Pero ¿Cómo distraes a un tipo con el que ni siquiera has tratado? No es como si pudiera ir, pararse junto a él y entablar una conversación. No estaban ni cerca de ser amigos. Obviamente no podía hacer las cosas así. Además, estábamos hablando de Plagg. Tenía que ser algo muy Plagg para que salieran bien.

Relativamente.

Por lo tanto, decidió que un tropezoncito no le haría daño. Solo sería un golpecito en el hombro, para desviar su atención. Un mínimo accidente fingido.

Las cosas nunca eran así de fáciles.

Se acercó a Nathaniel, quien estaba parado en medio del patio de la escuela, un poco mal ubicado, mirando a Marinette charlar con una profesora. No sería mala excusa decir que no lo vio o algo así. Plagg se acercó como quien no quiere a cosa, directo a tropezarse con el chico, apropósito. Pero faltando solo un par de pasos, no vio que tenía suelta una agujeta del zapato, la piso y se tropezó, muy en serio.

La mitad de su cuerpo choco con el suelo, la otra mitad dio contra el delgado cuerpo del pelirrojo, lo que no amortiguo mucho la caída, a decir verdad.

Aparentemente, Nathaniel si había alcanzado a golpearse la cabeza al caer, y ahora se quejaba tendido en suelo. Varias personas llegaron a ver como se encontraban, haciendo parecer todo más grave de lo que en realidad era.

Bueno, pero había distraído al pelirrojo.

¿Marinette tendría novio? Era la constante pregunta que se hacía Nathaniel, es decir, nunca la había hablando con ningún otro chico. Unas cuantas veces con Adrien Agreste pero esas conversaciones no parecían durar mucho. Desde el inicio del año escolar los había visto hablarse fuera de la escuela, como en la fiesta de Halloween y la reunión en casa de los Agreste, pero ¿Cómo no se van a tratar si es obvio que sus amigos están saliendo?

Por lo demás, siempre que levantaba la vista de su block de dibujo, ella estaba con Alya y Tikki nada más.

Ahora otra cuestión ¿Cómo una chica tan linda como Marinette no tenía ningún pretendiente? Eso era extraño, pero a él no le venía mal. Quería decir que nadie le haría competencia y podía ir a invitarla a salir más tranquilamente.

Sip, eso haría.

Invitaría a salir a Marinette.

-Mejor mantén un ojo en Nathaniel- le aconsejo Nino a su mejor amigo- no querrás tener competencia por Marinette ¿o sí?

-No seas tonto, Nino…

-¿No crees que alguien más pueda gustar de Marinette?- el moreno arqueo una ceja.

-No me refería a eso- negó rápidamente el oji verde- lo que quiero decir es que no creo eso de que a Nathaniel le guste ella. Nunca lo he visto acercarse a ella, ni una vez.

Nino suspiro y negó con la cabeza. De verdad el chico estaba muy ciego, ¿ese no había sido muchas veces el caso de Marinette? ¿Gustando de Adrien, pero incapaz de acercarse y hablarle? Solo esperaba que después Adrien no se arrepintiera de ignorar su advertencia.

-Solo no olvides que ya te lo dije.

¡Bien, la había invitado! ¡No había sido tan difícil!

Lástima que no era a una cita como el quería.

Al final se puso extremadamente nervioso, con miedo de que ella lo rechazara, además delante de sus amigas. Habría sido humillante. Por eso, de su boca lo que salió fue:

-¿Me ayudarías a estudiar Historia?- se regañó mentalmente por ser tan cobarde- eres buena en esa clase y…yo necesito algo de ayuda.

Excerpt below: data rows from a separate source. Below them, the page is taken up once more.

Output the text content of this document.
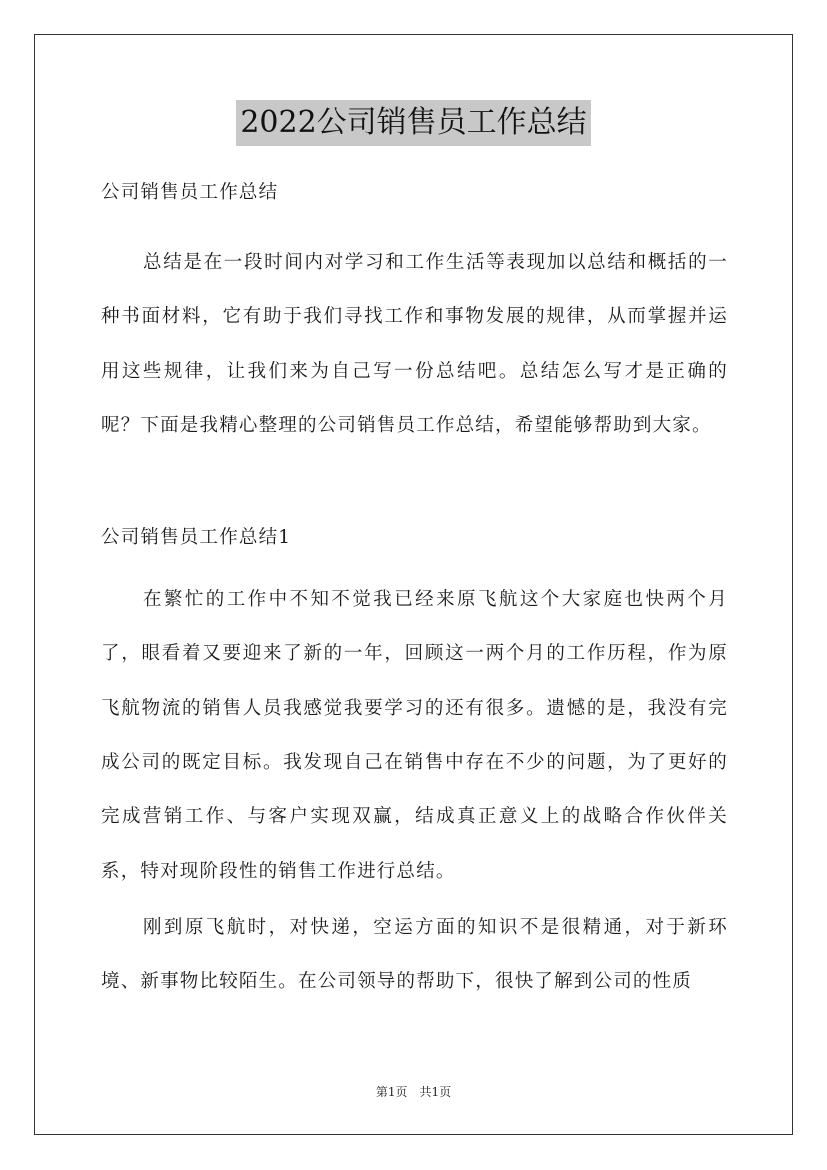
2022公司销售员工作总结
公司销售员工作总结

总结是在一段时间内对学习和工作生活等表现加以总结和概括的一种书面材料，它有助于我们寻找工作和事物发展的规律，从而掌握并运用这些规律，让我们来为自己写一份总结吧。总结怎么写才是正确的呢？下面是我精心整理的公司销售员工作总结，希望能够帮助到大家。

公司销售员工作总结1

在繁忙的工作中不知不觉我已经来原飞航这个大家庭也快两个月了，眼看着又要迎来了新的一年，回顾这一两个月的工作历程，作为原飞航物流的销售人员我感觉我要学习的还有很多。遗憾的是，我没有完成公司的既定目标。我发现自己在销售中存在不少的问题，为了更好的完成营销工作、与客户实现双赢，结成真正意义上的战略合作伙伴关系，特对现阶段性的销售工作进行总结。

刚到原飞航时，对快递，空运方面的知识不是很精通，对于新环境、新事物比较陌生。在公司领导的帮助下，很快了解到公司的性质

第1页 共1页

No era mentira, pero era la pregunta que quería hacerle. Pero no se arrepintió al ver la mirada de Alya, quien tenía los ojos entrecerrados sobre el de manera suspicaz. Esa chica lo asustaba en ocasiones.

-Claro- Marinette le regalo una de sus hermosas sonrisas- mañana en la biblioteca ¿te parece bien?

-Excelente- asintió el pelirrojo, sonriendo también- gracias, Marinette.

Y corrió lejos de allí y de la mirada que la morena le seguía dirigiendo.

¿Cuál era su problema?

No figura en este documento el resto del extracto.